Brasilien trauerT: Fußball-Legende Leonidas da Silva am Samstag gestorben
- 90-Jähriger galt als Erfinder des Fallrückziehers
- "Schwarzer Diamant" war Torschützenkönig der WM 1938

Brasilien trauert um einen der größten Fußballer aller Zeiten: Leonidas da Silva starb am Samstag im Alter von 90 Jahren. Der "Schwarze Diamant", der in seiner Heimat unter anderem als Erfinder des Fallrückziehers gilt, starb in einer Klinik in Sao Paulo. Der frühere Stürmer litt an der Alzheimer-Krankheit.
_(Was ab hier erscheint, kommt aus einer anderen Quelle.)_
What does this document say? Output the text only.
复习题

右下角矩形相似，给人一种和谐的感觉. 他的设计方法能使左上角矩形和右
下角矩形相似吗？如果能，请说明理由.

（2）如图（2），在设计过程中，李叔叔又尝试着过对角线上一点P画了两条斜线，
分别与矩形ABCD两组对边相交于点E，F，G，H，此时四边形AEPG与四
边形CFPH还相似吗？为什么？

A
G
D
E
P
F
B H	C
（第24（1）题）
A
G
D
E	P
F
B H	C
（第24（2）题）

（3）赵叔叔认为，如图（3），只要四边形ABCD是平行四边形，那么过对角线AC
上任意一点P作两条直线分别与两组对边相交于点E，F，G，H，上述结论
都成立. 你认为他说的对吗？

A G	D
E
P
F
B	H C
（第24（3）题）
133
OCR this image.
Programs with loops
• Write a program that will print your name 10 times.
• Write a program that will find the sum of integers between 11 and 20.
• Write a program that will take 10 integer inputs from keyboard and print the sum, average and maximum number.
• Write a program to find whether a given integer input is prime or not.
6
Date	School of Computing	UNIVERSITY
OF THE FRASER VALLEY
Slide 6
"Mit dem Tod von Leonidas verliert Brasilien den Pionier unserer Weltklassestürmer. Ohne ihn hätte es Pele oder Zizinho vielleicht gar nicht gegeben", sagte sichtlich mitgenommen Nationalcoach Carlos Alberto Parreira, der Leonidas persönlich kannte. Für viele, die ihn in den 30er und 40er Jahren spielen sahen, war Leonidas sogar besser als Fußball-König Pele.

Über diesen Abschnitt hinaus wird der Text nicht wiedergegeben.